About The Lab

The Rap Lab

The Rap Lab at UVA is a collaborative hip-hop cypher space (for composing, recording, and editing) and classroom in the University of Virginia’s Department of Music, located in New Cabell Hall 398.

 

Students are encouraged to bring their experiences, their questions, their thoughts, into the Rap Lab. Some may want to carry on a fight against sleepwalking, others may want to combat a certain acoustical deadness, many may want to do both (or neither). Whether they aim to be called “thinker-tinker” is of less consequence than they are engaging, in theory and concept, with other students toward their common goals. “Writing Rap” students focus on the craft of composing and interpreting different kinds of raps. “Composing Mixtapes” students are tasked with collaborating, as a group, on an album*-length narrative-driven musical project.
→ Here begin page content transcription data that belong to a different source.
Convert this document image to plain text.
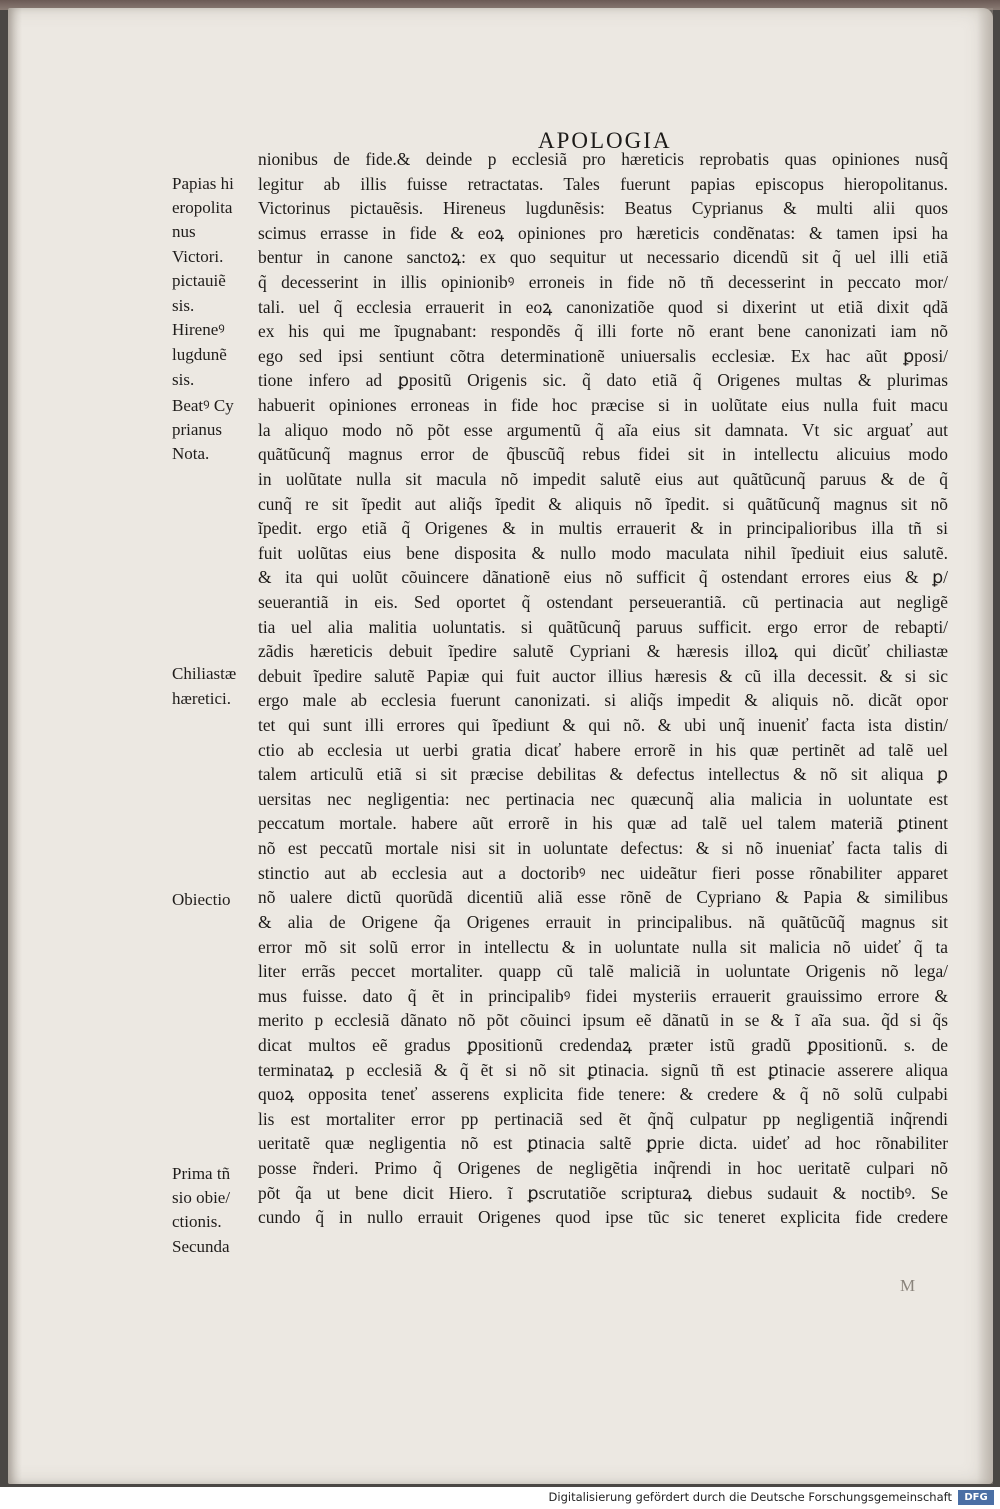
APOLOGIA
Papias hi
eropolita
nus
Victori.
pictauiẽ
sis.
Hireneꝰ
lugdunẽ
sis.
Beatꝰ Cy
prianus
Nota.
Chiliastæ
hæretici.
Obiectio
Prima tñ
sio obie/
ctionis.
Secunda
nionibus de fide.& deinde p ecclesiã pro hæreticis reprobatis quas opiniones nusq̃
legitur ab illis fuisse retractatas. Tales fuerunt papias episcopus hieropolitanus.
Victorinus pictauẽsis. Hireneus lugdunẽsis: Beatus Cyprianus & multi alii quos
scimus errasse in fide & eoꝝ opiniones pro hæreticis condẽnatas: & tamen ipsi ha
bentur in canone sanctoꝝ: ex quo sequitur ut necessario dicendũ sit q̃ uel illi etiã
q̃ decesserint in illis opinionibꝰ erroneis in fide nõ tñ decesserint in peccato mor/
tali. uel q̃ ecclesia errauerit in eoꝝ canonizatiõe quod si dixerint ut etiã dixit qdã
ex his qui me ĩpugnabant: respondẽs q̃ illi forte nõ erant bene canonizati iam nõ
ego sed ipsi sentiunt cõtra determinationẽ uniuersalis ecclesiæ. Ex hac aũt ꝑposi/
tione infero ad ꝑpositũ Origenis sic. q̃ dato etiã q̃ Origenes multas & plurimas
habuerit opiniones erroneas in fide hoc præcise si in uolũtate eius nulla fuit macu
la aliquo modo nõ põt esse argumentũ q̃ aĩa eius sit damnata. Vt sic arguať aut
quãtũcunq̃ magnus error de q̃buscũq̃ rebus fidei sit in intellectu alicuius modo
in uolũtate nulla sit macula nõ impedit salutẽ eius aut quãtũcunq̃ paruus & de q̃
cunq̃ re sit ĩpedit aut aliq̃s ĩpedit & aliquis nõ ĩpedit. si quãtũcunq̃ magnus sit nõ
ĩpedit. ergo etiã q̃ Origenes & in multis errauerit & in principalioribus illa tñ si
fuit uolũtas eius bene disposita & nullo modo maculata nihil ĩpediuit eius salutẽ.
& ita qui uolũt cõuincere dãnationẽ eius nõ sufficit q̃ ostendant errores eius & ꝑ/
seuerantiã in eis. Sed oportet q̃ ostendant perseuerantiã. cũ pertinacia aut negligẽ
tia uel alia malitia uoluntatis. si quãtũcunq̃ paruus sufficit. ergo error de rebapti/
zãdis hæreticis debuit ĩpedire salutẽ Cypriani & hæresis illoꝝ qui dicũť chiliastæ
debuit ĩpedire salutẽ Papiæ qui fuit auctor illius hæresis & cũ illa decessit. & si sic
ergo male ab ecclesia fuerunt canonizati. si aliq̃s impedit & aliquis nõ. dicãt opor
tet qui sunt illi errores qui ĩpediunt & qui nõ. & ubi unq̃ inueniť facta ista distin/
ctio ab ecclesia ut uerbi gratia dicať habere errorẽ in his quæ pertinẽt ad talẽ uel
talem articulũ etiã si sit præcise debilitas & defectus intellectus & nõ sit aliqua ꝑ
uersitas nec negligentia: nec pertinacia nec quæcunq̃ alia malicia in uoluntate est
peccatum mortale. habere aũt errorẽ in his quæ ad talẽ uel talem materiã ꝑtinent
nõ est peccatũ mortale nisi sit in uoluntate defectus: & si nõ inueniať facta talis di
stinctio aut ab ecclesia aut a doctoribꝰ nec uideãtur fieri posse rõnabiliter apparet
nõ ualere dictũ quorũdã dicentiũ aliã esse rõnẽ de Cypriano & Papia & similibus
& alia de Origene q̃a Origenes errauit in principalibus. nã quãtũcũq̃ magnus sit
error mõ sit solũ error in intellectu & in uoluntate nulla sit malicia nõ uideť q̃ ta
liter errãs peccet mortaliter. quapp cũ talẽ maliciã in uoluntate Origenis nõ lega/
mus fuisse. dato q̃ ẽt in principalibꝰ fidei mysteriis errauerit grauissimo errore &
merito p ecclesiã dãnato nõ põt cõuinci ipsum eẽ dãnatũ in se & ĩ aĩa sua. q̃d si q̃s
dicat multos eẽ gradus ꝑpositionũ credendaꝝ præter istũ gradũ ꝑpositionũ. s. de
terminataꝝ p ecclesiã & q̃ ẽt si nõ sit ꝑtinacia. signũ tñ est ꝑtinacie asserere aliqua
quoꝝ opposita teneť asserens explicita fide tenere: & credere & q̃ nõ solũ culpabi
lis est mortaliter error pp pertinaciã sed ẽt q̃nq̃ culpatur pp negligentiã inq̃rendi
ueritatẽ quæ negligentia nõ est ꝑtinacia saltẽ ꝑprie dicta. uideť ad hoc rõnabiliter
posse r̃nderi. Primo q̃ Origenes de negligẽtia inq̃rendi in hoc ueritatẽ culpari nõ
põt q̃a ut bene dicit Hiero. ĩ ꝑscrutatiõe scripturaꝝ diebus sudauit & noctibꝰ. Se
cundo q̃ in nullo errauit Origenes quod ipse tũc sic teneret explicita fide credere
M
Digitalisierung gefördert durch die Deutsche Forschungsgemeinschaft	DFG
Students studying “The ‘Black’ Voice” deal more directly with the sonic implications of Ralph Ellison’s (Invisible Man, 1952) concept of invisibility, described by his narrator as such: “it is as though I have been surrounded by mirrors of hard, distorting glass. When [people] approach me they see only my surroundings, themselves, or figments of their imagination—indeed, everything and anything except me.”

 

“Nothing, storm or flood, must get in the way of our need for light and ever more and brighter light. The truth is the light and light is the truth. … [W]hen you have lived invisible as long as I have you develop a certain ingenuity.”

 

Ellison’s “invisible” narrator describes his hideout “in a building rented strictly to whites, in a section of the basement that was shut off and forgotten during the nineteenth century, which I discovered when I was trying to escape in the night…” as a “hole” that “is warm and full of light.” From this place he has decided to “carry on a fight against”  people he describes as sleepwalkers “without their realizing it.” He states, “I remember that I am invisible and walk softly so as not to awaken the sleeping ones. Sometimes it is best not to awaken them; there are few things in the world as dangerous as sleepwalkers.” From this secret place he dreams of inventing gadgets, “in the great American tradition of tinkers.” He says, “Call me, since I have a theory and a concept, a “thinker-tinker.””

 

His space has one radio-phonograph, but he plans to have five, to combat “a certain acoustical deadness in my hole, and when I have music I want to feel its vibration, not only with my ear but with my whole body.”

 

The Rap Lab currently has no radio-phonograph, but several workstations, hardware, and software, for students to work. If they so desired they have all they need “to hear five recordings of Louis Armstrong playing and singing “What Did I Do to Be so Black and Blue”—all at the same time.” They more often opt to make their own music.